SSO Ring Topology Validation Fault
I’m not going to cover creating a new WI in SDDC manager as its a fairly basic wizard to follow – the output of which it will begin a validation process prior to deploying a new vCenter for the WI. This validation phase is where I hit problems…
This caused me some headaches however I then came across this VMware KB article which pointed me in the right direction..
https://kb.vmware.com/s/article/2127057
To try and determine the problem with SSO I ran the following command on each vCenter server to identify the SSO replication partners that each vCenter server was configured with.
Management Domain vCenter: MVC01
root@tgdevcmvc01 [ /usr/lib/vmware-vmdir/bin ]# ./vdcrepadmin -f showpartners -h tgdevmvc01.tg.local -u administrator password: ldap://tgdevwvc04.tg.local
Workload vCenter 1: WVC01
root@tgdevwvc01 [ /usr/lib/vmware-vmdir/bin ]# ./vdcrepadmin -f showpartners -h tgdevwvc01.tg.local -u administrator password: ldap://tgdevwvc02.tg.local ldap://tgdevwvc04.tg.local
Workload vCenter 2: WVC02
root@ndhmgtrcwvc02 [ /usr/lib/vmware-vmdir/bin ]# ./vdcrepadmin -f showpartners -h tgdevwvc02.tg.local -u administrator password: ldap://tgdevwvc01.tg.local
Workload vCenter 4: WVC04
root@ndhmgtrcwvc04 [ /usr/lib/vmware-vmdir/bin ]# ./vdcrepadmin -f showpartners -h tgdevmvc01.tg.local -u administrator password: ldap://tgdevmvc01.tg.local ldap://tgdevwvc01.tg.local
Taking the above outputs into account, I drew out the results into the simple diagram below. The partner counts of 1 for MVC01 / WVC02 aligns with the error message from the SDDC manager whereby all the PSCs dont have matching partner counts. My only conclusion can be that when I deregistered the problematic vCenter (WVC03), it ripped out the partner agreements with MVC01 / WVC02 leaving it in this unequal state.

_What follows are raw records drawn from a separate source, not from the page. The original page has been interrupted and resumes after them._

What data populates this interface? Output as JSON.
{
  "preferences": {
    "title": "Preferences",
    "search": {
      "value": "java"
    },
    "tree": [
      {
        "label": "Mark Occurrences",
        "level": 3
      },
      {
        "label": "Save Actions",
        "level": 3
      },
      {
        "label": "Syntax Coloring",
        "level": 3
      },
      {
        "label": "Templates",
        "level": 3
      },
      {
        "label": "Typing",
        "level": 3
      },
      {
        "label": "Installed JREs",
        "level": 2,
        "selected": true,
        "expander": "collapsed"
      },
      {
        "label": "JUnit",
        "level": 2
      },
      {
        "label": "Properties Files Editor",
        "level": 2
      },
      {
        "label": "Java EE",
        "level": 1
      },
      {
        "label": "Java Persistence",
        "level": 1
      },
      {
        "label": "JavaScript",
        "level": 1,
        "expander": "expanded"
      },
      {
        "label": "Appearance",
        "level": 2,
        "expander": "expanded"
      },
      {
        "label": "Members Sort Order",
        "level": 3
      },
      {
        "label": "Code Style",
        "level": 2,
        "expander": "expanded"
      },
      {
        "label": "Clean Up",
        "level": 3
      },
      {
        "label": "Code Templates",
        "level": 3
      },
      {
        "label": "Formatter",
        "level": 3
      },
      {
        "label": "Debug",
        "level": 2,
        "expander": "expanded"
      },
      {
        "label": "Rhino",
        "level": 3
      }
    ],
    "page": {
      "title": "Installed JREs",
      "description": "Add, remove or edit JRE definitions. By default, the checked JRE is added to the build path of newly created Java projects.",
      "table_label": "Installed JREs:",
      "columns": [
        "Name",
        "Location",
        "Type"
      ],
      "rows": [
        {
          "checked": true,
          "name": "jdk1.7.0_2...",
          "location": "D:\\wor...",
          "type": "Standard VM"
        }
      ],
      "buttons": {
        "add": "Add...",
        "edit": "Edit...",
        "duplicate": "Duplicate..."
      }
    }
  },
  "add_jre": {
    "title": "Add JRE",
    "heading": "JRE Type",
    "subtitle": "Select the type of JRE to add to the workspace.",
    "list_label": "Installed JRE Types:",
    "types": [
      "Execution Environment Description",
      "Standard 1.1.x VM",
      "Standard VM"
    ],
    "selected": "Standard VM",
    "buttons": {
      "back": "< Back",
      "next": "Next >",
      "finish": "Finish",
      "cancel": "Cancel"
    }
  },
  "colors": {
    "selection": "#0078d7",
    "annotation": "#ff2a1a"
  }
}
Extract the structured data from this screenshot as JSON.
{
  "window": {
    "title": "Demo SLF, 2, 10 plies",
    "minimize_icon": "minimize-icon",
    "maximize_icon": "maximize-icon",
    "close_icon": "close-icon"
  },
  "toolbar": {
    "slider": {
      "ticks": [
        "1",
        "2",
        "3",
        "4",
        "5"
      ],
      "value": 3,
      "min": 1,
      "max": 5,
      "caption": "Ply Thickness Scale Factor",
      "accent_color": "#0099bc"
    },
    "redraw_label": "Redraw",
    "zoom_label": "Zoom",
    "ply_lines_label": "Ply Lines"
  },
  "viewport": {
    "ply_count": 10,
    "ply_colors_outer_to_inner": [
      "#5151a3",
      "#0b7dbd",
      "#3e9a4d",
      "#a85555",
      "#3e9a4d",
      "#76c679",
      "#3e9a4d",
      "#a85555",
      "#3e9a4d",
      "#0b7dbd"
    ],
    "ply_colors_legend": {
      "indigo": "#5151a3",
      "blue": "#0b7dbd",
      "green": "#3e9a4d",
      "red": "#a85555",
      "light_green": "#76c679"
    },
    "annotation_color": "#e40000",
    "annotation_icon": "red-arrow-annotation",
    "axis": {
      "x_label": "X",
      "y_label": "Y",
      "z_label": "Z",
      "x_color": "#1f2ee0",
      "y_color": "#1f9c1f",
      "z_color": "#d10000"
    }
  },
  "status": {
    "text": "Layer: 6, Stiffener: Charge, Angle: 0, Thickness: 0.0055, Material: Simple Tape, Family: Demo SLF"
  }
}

At this point I decided to manually create a new replication agreement between the two problem nodes in the hope this would push the validation process onwards.
root@tgdevmvc01 [ /usr/lib/vmware-vmdir/bin ]# ./vdcrepadmin -f createagreement -2 -h tgdevmvc01.tg.local -H tgdevwvc02.tg.local -u administrator password: #Check the agreement has been created @tgdevmvc01 [ /usr/lib/vmware-vmdir/bin ]# ./vdcrepadmin -f showpartners -h tgdevmvc01.tg.local -u administrator password: ldap://tgdevwvc04.tg.local ldap://tgdevwvc02.tg.local
Re-running the create WI task within SDDC manager now moves through the SSO Topology Check, proving this was the problem after all!
Hopefully this helps someone out.